- EUR/USD extends daily rebound into the American session.
- US Dollar Index edges lower ahead of consumer confidence data.
- Falling US Treasury bond yields seem to be weighing on USD.
After spending the first half of the day fluctuating in a narrow band below 1.1750, the EUR/USD pair gained traction in the early American session and was last seen gaining 0.3% on the day at 1.1763.
DXY turns south ahead of consumer confidence data
The renewed USD weakness seems to be fueling EUR/USD upside. The US Dollar Index (DXY), which posted modest daily gains and closed near 93.00 on Thursday, is currently down 0.2% on the day at 92.82. In the absence of high-tier data releases and fundamental developments, falling US Treasury bond yields are making it difficult for the greenback to find demand. As of writing, the benchmark 10-year US T-bond yield was down 1% at 1.346%.

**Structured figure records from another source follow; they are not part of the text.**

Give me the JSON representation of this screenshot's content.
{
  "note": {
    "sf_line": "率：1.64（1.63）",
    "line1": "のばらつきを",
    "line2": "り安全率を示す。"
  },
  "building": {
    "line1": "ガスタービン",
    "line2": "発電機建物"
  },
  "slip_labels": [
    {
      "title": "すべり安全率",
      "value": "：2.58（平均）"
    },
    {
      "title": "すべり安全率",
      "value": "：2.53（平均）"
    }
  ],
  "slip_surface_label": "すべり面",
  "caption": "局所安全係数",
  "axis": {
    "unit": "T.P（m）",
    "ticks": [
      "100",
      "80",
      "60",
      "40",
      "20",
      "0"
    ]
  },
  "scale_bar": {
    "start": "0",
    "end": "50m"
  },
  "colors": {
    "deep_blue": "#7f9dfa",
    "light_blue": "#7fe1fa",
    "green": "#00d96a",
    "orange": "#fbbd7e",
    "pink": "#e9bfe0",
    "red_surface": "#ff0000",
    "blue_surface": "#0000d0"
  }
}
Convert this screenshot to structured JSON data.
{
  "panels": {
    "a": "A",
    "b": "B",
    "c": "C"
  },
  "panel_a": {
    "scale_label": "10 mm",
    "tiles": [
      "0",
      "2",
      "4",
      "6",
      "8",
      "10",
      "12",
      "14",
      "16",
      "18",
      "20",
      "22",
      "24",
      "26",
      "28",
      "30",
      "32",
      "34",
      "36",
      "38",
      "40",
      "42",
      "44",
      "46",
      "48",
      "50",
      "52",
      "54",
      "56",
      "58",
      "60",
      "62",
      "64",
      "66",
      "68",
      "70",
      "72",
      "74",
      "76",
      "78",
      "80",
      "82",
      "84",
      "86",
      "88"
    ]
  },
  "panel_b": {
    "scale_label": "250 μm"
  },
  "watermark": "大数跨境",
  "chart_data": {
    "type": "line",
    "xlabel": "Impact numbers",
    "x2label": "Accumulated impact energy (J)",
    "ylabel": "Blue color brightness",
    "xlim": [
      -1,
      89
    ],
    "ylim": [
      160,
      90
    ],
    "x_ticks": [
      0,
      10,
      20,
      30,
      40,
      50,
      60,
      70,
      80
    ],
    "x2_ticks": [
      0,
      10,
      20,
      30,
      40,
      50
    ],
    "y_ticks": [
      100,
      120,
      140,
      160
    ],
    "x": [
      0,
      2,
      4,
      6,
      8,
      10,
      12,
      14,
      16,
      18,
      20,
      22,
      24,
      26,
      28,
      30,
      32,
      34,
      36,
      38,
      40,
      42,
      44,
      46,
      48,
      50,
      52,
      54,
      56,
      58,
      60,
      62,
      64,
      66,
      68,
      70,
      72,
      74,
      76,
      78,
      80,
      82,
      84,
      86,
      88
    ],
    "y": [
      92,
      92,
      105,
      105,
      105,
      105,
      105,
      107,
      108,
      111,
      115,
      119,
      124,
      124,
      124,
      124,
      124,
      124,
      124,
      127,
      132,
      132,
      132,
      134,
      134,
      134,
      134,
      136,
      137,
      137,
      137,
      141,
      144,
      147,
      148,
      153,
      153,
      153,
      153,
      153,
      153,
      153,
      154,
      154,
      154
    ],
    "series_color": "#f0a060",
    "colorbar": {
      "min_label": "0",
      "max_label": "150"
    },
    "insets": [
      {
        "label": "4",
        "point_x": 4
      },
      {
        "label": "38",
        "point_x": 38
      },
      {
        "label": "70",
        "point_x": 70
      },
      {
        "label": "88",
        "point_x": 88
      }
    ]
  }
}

Later in the session, the University of Michigan’s preliminary Consumer Sentiment Index data for August will be looked upon for fresh impetus.
On the other hand, the data published by Eurostat showed earlier in the day that the eurozone posted a trade surplus of €12.4 billion (seasonally adjusted), coming in better than the market expectation of €9.3 billion.
In the meantime, the S&P Futures continue to trade flat on the day, suggesting that the USD’s market valuation is likely to be impacted by T-bond yields ahead of the weekend.